BP Oil Spill: On 80th Day of Crisis, Crude Continues to Flow from Broken Well

Containment effort continues at spill site as BP fields new ideas for cleanup.

ByABC News
July 1, 2010, 4:51 PM

NEW ORLEANS, La., July 8, 2010 — -- On the 80th since the oil spill crisis began off the Gulf Coast, BP and the federal government both said today that progress is being made, even as oil continued to pour out of the broken well head on the sea floor.

On board a Coast Guard ship at the site of the spill today, the key vessels involved in the ongoing containment effort could be seen at work, the Q4000 and the Deepwater Enterprise.

The vessels are gathering about 24,000 barrels of oil per day, burning off whatever gas they can and sending clouds of black smoke into the sky.

ABC News' Jeffrey Kofman is staying overnight at the spill site tonight. Watch his full report Friday on "World News."

BP hopes to add a third ship to the containment effort, called the Helix Producer, sometime in the next few days.

The Helix was delayed by bad weather, but if it works BP expects it to be able to double the amount of oil being captured and burned, finally achieving the goal of collecting nearly all of the oil leaking from the rogue well.

Also on site is the Development Driller 3, or DD3, currently drilling one of the two relief wells. The deepest relief well is now about 17,800 feet down, just 200 feet shy of its Frisbee-sized target. Once the relief well is finished, which could happen within days, BP will pump heavy drill mud and cement in to plug the broken well for good.
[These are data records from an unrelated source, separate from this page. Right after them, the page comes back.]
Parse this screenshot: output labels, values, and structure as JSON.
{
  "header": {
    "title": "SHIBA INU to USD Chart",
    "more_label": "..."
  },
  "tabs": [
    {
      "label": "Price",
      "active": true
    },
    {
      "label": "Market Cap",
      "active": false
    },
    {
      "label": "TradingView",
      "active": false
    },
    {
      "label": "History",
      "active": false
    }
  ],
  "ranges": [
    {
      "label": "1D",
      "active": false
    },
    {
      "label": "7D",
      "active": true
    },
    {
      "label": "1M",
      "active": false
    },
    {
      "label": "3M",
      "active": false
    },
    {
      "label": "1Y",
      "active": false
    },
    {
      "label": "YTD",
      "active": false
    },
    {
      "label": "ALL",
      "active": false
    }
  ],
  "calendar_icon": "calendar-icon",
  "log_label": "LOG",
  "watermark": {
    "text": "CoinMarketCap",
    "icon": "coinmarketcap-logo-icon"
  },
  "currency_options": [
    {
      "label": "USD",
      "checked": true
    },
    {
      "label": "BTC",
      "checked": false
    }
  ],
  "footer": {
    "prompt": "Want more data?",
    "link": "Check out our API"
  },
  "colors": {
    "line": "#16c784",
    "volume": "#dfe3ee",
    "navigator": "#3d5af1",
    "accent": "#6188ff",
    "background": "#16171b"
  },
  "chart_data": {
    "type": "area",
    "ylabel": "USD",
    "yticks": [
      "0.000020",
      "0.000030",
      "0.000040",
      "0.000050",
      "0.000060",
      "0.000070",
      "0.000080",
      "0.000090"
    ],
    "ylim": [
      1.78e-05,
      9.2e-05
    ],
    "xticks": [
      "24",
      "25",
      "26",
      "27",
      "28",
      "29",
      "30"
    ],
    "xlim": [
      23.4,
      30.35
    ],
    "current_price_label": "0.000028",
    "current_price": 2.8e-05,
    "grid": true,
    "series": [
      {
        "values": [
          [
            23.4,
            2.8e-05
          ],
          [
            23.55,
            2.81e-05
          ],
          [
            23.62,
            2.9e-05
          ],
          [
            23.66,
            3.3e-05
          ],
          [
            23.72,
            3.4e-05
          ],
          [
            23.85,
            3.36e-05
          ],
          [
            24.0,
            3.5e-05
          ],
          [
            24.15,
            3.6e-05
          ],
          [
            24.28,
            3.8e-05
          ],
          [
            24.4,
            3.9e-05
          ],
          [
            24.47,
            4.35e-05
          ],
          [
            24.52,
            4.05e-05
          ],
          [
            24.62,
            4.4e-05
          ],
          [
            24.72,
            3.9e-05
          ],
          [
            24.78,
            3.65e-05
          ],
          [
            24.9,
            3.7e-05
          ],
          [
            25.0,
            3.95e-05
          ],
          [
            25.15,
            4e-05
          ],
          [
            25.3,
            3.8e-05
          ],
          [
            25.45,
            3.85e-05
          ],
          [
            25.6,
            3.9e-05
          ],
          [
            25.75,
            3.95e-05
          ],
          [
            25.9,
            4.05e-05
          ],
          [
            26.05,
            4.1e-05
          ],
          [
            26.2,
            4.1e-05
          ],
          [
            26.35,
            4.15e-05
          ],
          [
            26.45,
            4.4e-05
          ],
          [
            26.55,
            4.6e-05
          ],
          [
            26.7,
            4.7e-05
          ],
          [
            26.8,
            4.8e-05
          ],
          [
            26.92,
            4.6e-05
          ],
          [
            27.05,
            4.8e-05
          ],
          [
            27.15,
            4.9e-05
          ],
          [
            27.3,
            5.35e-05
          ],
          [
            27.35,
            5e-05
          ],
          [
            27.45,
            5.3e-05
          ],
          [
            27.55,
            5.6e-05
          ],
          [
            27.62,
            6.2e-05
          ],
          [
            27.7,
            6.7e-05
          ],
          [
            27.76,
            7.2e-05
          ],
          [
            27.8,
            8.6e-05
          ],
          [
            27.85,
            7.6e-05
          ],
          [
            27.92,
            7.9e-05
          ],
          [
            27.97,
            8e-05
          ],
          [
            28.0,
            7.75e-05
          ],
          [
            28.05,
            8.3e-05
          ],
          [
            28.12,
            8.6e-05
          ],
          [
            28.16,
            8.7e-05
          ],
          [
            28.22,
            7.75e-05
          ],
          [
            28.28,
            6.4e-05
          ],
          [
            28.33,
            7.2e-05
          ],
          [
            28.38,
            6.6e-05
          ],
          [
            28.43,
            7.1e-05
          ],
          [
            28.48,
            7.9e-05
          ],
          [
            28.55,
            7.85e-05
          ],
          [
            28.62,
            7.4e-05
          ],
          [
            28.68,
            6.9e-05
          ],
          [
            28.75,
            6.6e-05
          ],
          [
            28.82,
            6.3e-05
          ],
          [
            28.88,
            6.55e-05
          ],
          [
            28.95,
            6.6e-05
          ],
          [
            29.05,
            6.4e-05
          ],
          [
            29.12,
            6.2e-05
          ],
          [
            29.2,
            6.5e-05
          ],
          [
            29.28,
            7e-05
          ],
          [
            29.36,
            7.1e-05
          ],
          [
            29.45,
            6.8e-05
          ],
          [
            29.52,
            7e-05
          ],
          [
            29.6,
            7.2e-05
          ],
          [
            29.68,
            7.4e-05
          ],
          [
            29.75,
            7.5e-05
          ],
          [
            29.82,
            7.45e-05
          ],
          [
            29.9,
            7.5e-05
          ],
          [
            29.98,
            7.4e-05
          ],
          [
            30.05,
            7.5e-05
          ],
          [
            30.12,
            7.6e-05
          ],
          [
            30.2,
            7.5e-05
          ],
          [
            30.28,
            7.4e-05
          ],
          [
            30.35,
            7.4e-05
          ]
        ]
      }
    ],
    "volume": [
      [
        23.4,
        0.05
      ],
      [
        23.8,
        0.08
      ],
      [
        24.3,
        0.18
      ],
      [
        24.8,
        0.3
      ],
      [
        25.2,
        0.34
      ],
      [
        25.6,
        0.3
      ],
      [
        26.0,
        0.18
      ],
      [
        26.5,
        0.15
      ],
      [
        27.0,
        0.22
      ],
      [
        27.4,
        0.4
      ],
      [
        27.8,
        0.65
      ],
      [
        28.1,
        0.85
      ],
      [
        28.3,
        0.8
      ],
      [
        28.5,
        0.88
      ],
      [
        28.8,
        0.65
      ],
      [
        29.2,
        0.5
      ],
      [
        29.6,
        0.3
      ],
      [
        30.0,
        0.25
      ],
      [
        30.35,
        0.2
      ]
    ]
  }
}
Back on shore, BP and federal authorities are dealing with another flood -- the thousands of ideas that pour in daily on how to plug the well, scoop up the oil and clean up tarnished beaches and marshes.

BP still gets about 5,000 calls, e-mails and letters ever day, totaling more than 122,000 since the crisis began.

Of the thousands, seven ideas have made it through a battery of field tests and been deemed viable.

One crucial need is to improve skimming operations, something retired Coast Guard Adm. Thad Allen, the Obama administration'spoint man on the crisis, acknowledged today.

"I think everyone would agree there are not enough skimming operations," Allen said.

The hundreds of skimming vessels at sea have collected less than 70,000 barrels of the 2 million that have leaked into the Gulf so far, and the mega-skimmer "A Whale" still is not in action.

The situation soon could improve thanks to a new kind of skimmer invented by veteran tanker captain Gerry Matherne.

"I got on a large vessel and ran out to see the first oil," Matherne recalled. "When I saw what we were dealing with, I knew that traditional skimming wouldn't work."

The problem with conventional skimmers is that the boat has to return to shore to offload its collected oil, a process that takes many hours.

Instead, Matherne's skimmer consists of a mesh bag that acts as a kind of filter dragged through the water. Once the bag is full, it's handed off to another boat to take to shore, while the skimmer continues with its work.

"I am going to sweep the entire Gulf of Mexico," Matherne said.

BP also has approved the use of actor Kevin Costner's brainchild, a centrifuge to separate oil from water.

"The machine that I dreamed that would be here one day was designed for just this moment," Costner said today. "It was designed to fight for an ecosystem that cannot fight for itself."

Inventors of another device in the pipeline, a sand cleaner, say their machine is so effective it can remove buried tar balls from beaches.